On February 23 2017, Yitzhak Herzog, chairman of the Israeli Labor Party, published a 10-point peace program in the Israeli daily, Haaretz. Herzog’s program came in response to a report released the previous week, which detailed Israeli Prime Minister Benjamin Netanyahu’s rejection of a peace initiative at a secret summit last year.
According to the report, the summit took place on February 21, 2016, in Aqaba, Jordan. It was brokered by (then) U.S. Secretary of State, John Kerry, and included Jordanian King Abdullah II, Egyptian President Abdel Fattah al-Sisi, and Netanyahu. The purpose of the summit was to table and discuss a regional peace plan put together by Kerry.

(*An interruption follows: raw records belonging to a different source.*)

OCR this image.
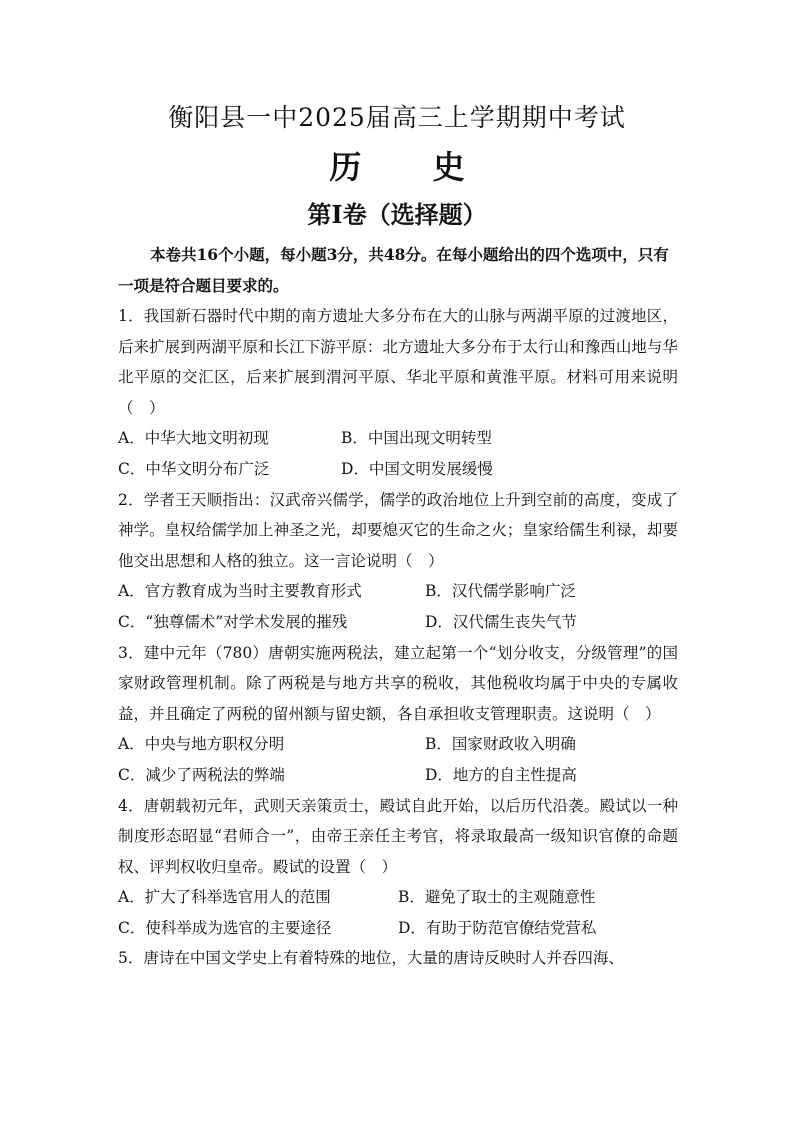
衡阳县一中2025届高三上学期期中考试
历 史
第Ⅰ卷（选择题）
本卷共16个小题，每小题3分，共48分。在每小题给出的四个选项中，只有一项是符合题目要求的。

1．我国新石器时代中期的南方遗址大多分布在大的山脉与两湖平原的过渡地区，后来扩展到两湖平原和长江下游平原：北方遗址大多分布于太行山和豫西山地与华北平原的交汇区，后来扩展到渭河平原、华北平原和黄淮平原。材料可用来说明（　）

A．中华大地文明初现	B．中国出现文明转型
C．中华文明分布广泛	D．中国文明发展缓慢

2．学者王天顺指出：汉武帝兴儒学，儒学的政治地位上升到空前的高度，变成了神学。皇权给儒学加上神圣之光，却要熄灭它的生命之火；皇家给儒生利禄，却要他交出思想和人格的独立。这一言论说明（　）

A．官方教育成为当时主要教育形式	B．汉代儒学影响广泛
C．“独尊儒术”对学术发展的摧残	D．汉代儒生丧失气节

3．建中元年（780）唐朝实施两税法，建立起第一个“划分收支，分级管理”的国家财政管理机制。除了两税是与地方共享的税收，其他税收均属于中央的专属收益，并且确定了两税的留州额与留史额，各自承担收支管理职责。这说明（　）

A．中央与地方职权分明	B．国家财政收入明确
C．减少了两税法的弊端	D．地方的自主性提高

4．唐朝载初元年，武则天亲策贡士，殿试自此开始，以后历代沿袭。殿试以一种制度形态昭显“君师合一”，由帝王亲任主考官，将录取最高一级知识官僚的命题权、评判权收归皇帝。殿试的设置（　）

A．扩大了科举选官用人的范围	B．避免了取士的主观随意性
C．使科举成为选官的主要途径	D．有助于防范官僚结党营私

5．唐诗在中国文学史上有着特殊的地位，大量的唐诗反映时人并吞四海、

Former U.S. officials claim that Netanyahu rejected the initiative, even though it incorporated his preconditions for negotiations (recognition of Israel as a “Jewish” state and regional cooperation). Netanyahu feared that accepting the plan would bring down his government.
Following the report’s publication, Israeli lawmakers from “centrist” parties criticized Netanyahu for rejecting the Kerry plan. The revelation added further fire to the already raging furor within the liberal Zionist camp over signs that the “peace process” is finally ending, and with it, the Zionist project in Palestine. These signs include the Knesset’s passage, on February 7, of the “Regularization Bill,” which grants legal (Israeli) recognition to over a dozen West Bank colonies built on private Palestinian land. It also includes U.S. President Donald Trump statements on February 15, signaling an openness to the “one-state” (apartheid) solution (thereby reversing two decades of official U.S. policy).
While Herzog presents his proposal as a courageous move to “save Israel from the one state disaster,” in reality, it simply re-packages already tried (and failed) paths to “peace,” such as the “Road Map” (2003) and the Oslo process (1993-2000). It also underscores the subordination of Palestinian rights to Israeli colonial objectives. In this way, Herzog’s vision for Israel/Palestine does not substantively differ from that of the “right-wing.”
Central to Herzog’s plan is a ten-year interim period, during which the West Bank would be a “place of non-violence” overseen by the Israeli military in cooperation with the Palestinian Authority (PA). This proposal merely re-iterates the colonial model enforced through Oslo and the Road Map, in which Israel maintains military control over the West Bank, but subcontracts certain areas to (subordinate) Palestinian security forces.
Under Herzog’s plan, the two sides would gradually implement steps towards final status negotiations, during the interim period. There would be a freeze in settlement building, but only outside of the major settlement blocs, which already bisect the West Bank. What is more, Israel would have the right to finish building its (illegal) separation barrier to “protect” settlement blocs and separate Jerusalem from the West Bank. As previously stipulated under Oslo and the Road Map, “civil powers” would be gradually transferred to the PA and economic development accelerated through international aid, in order to placate the Palestinians.
Assuming the interim period passes “without violence,” final status negotiations would commence. This, however, is an impossible order, since Israel would continue to occupy the Palestinian territories throughout the process. As with past peace plans, the status of Palestinian citizens in Israel, as well as the right of return, would remain off the table.
While Herzog’s plan mentions Palestinian sovereignty, as well as Gaza’s “rehabilitation,” as an end goal, neither sovereignty nor the rehabilitation process is defined or outlined. This is because Herzog, like his counterparts in the Israeli “right,” envisions not a single, sovereign Palestinian state but rather a demilitarized set of Palestinian bantustans.
Simply put, Herzog’s plan echoes already failed initiatives. By privileging the settlement blocs over Palestinian rights, it also compliments the “radical” agenda Herzog attributes to the right-wing, while illustrating the continuing slide of liberal Zionism into political irrelevancy.